Balochistan is ethnically the most diverse province of Pakistan. It is home to Baloch, Hazaras, Sikhs, Hindus, Parsees and an array of Sunni adherents. The importance of this ethnic diversity also lies in the spread of the communities across the border towards Afghanistan and Iran. The Baloch took arms against Islamabad in 1971 after the debacle in East Pakistan which led to the creation of Bangladesh. The uprising was crushed brutally and hundreds of thousands of Afghan refugees were permitted to settle over there with the intention of changing the demographic profile of the region. The region has been suffering unmitigated violence ever since.

Balochistan is today the most impoverished and backward province of Pakistan despite having a bounty of natural resources. The area contains copper, uranium, gold, coal, silver, and platinum deposits. In addition, about 36% of Pakistan’s total gas production comes from Balochistan. But, astonishingly only 17% is consumed domestically while the rest is transferred to other parts of Pakistan, mainly Sindh and Punjab. Most of the mining is being done by Chinese firms with Chinese manpower and the proceeds are going to the federal government. The Baloch people should have been the richest people of Pakistan; yet they are the poorest because of crass colonisation which is a big reason behind the ongoing revolt. Balochistan is the key to ambitious China Pakistan Economic Corridor (CPEC).

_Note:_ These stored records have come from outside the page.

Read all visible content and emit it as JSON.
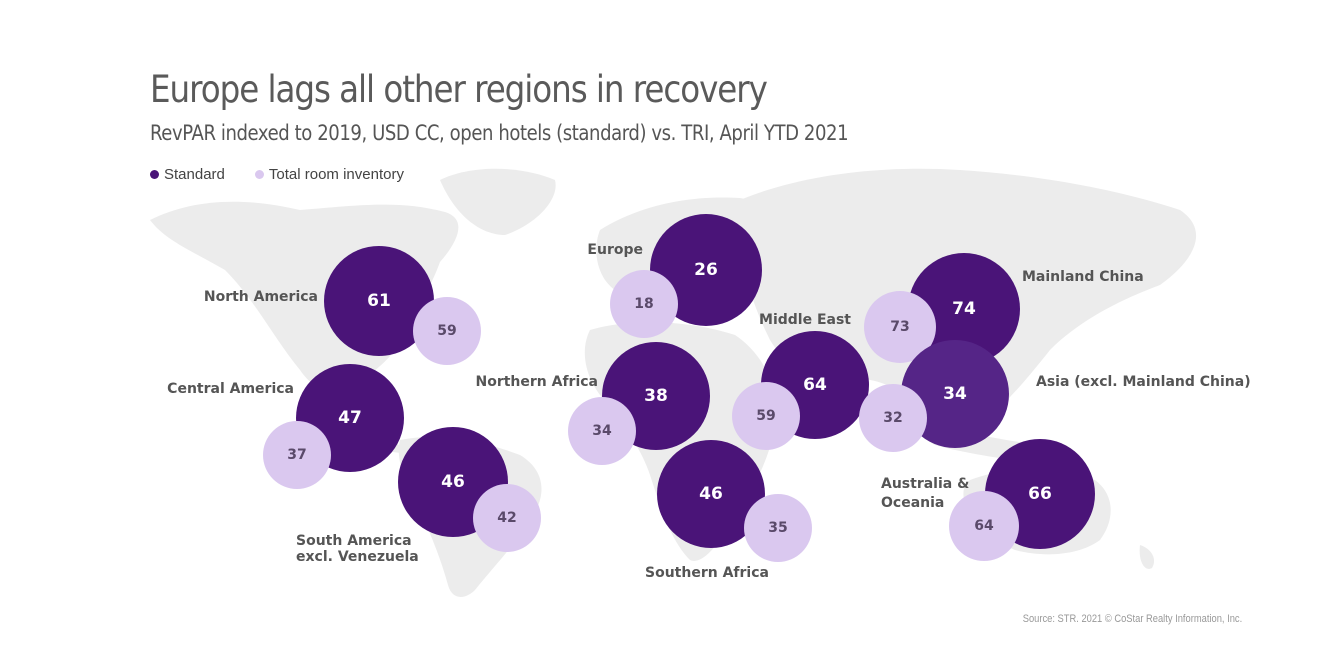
{
  "title": "Europe lags all other regions in recovery",
  "subtitle": "RevPAR indexed to 2019, USD CC, open hotels (standard) vs. TRI, April YTD 2021",
  "source": "Source: STR. 2021 © CoStar Realty Information, Inc.",
  "colors": {
    "standard": "#4a1478",
    "standard_alt": "#552587",
    "tri": "#dac8ef",
    "map": "#ececec"
  },
  "chart_data": {
    "type": "bubble-map",
    "title": "Europe lags all other regions in recovery",
    "subtitle": "RevPAR indexed to 2019, USD CC, open hotels (standard) vs. TRI, April YTD 2021",
    "legend": [
      "Standard",
      "Total room inventory"
    ],
    "legend_position": "top-left",
    "regions": [
      {
        "name": "North America",
        "standard": 61,
        "tri": 59
      },
      {
        "name": "Central America",
        "standard": 47,
        "tri": 37
      },
      {
        "name": "South America\nexcl. Venezuela",
        "standard": 46,
        "tri": 42
      },
      {
        "name": "Europe",
        "standard": 26,
        "tri": 18
      },
      {
        "name": "Northern Africa",
        "standard": 38,
        "tri": 34
      },
      {
        "name": "Southern Africa",
        "standard": 46,
        "tri": 35
      },
      {
        "name": "Middle East",
        "standard": 64,
        "tri": 59
      },
      {
        "name": "Mainland China",
        "standard": 74,
        "tri": 73
      },
      {
        "name": "Asia (excl. Mainland China)",
        "standard": 34,
        "tri": 32
      },
      {
        "name": "Australia &\nOceania",
        "standard": 66,
        "tri": 64
      }
    ]
  }
}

Inputs regarding atrocities being committed on innocent civilians by the Pakistan Army and its sponsored terrorists are coming out frequently despite an attempt to keep the province under wraps. The statement of the Baloch Hazara activist recorded on video is a clear indictment of the Government of Pakistan and the Pakistan Army.

This struggle for independence is being blamed upon India, the US and Israel. What gets conveniently forgotten is that the people are fighting for their rights in the face of blatant economic exploitation similar to the one that led to the severing of East Pakistan (Now Bangladesh) from West Pakistan. Pakistanis whose heart bleeds for imaginary atrocities on Kashmiris are not showing any sensitivity towards their own nationals. This morally ambivalent situation is untenable and the world needs to take cognisance of the same. India has been speaking up in favour of the Baloch independence movement. Prime Minister Narendra Modi set the pace with his speech from the ramparts of the Red Fort on Independence Day, 2016. The forward movement from there on, sadly, has been slow and laggard. India needs to maintain and sustain momentum in order to provide much needed relief to the impoverished people of Balochistan who are being physically and emotionally suppressed by an insensitive and self-serving state apparatus.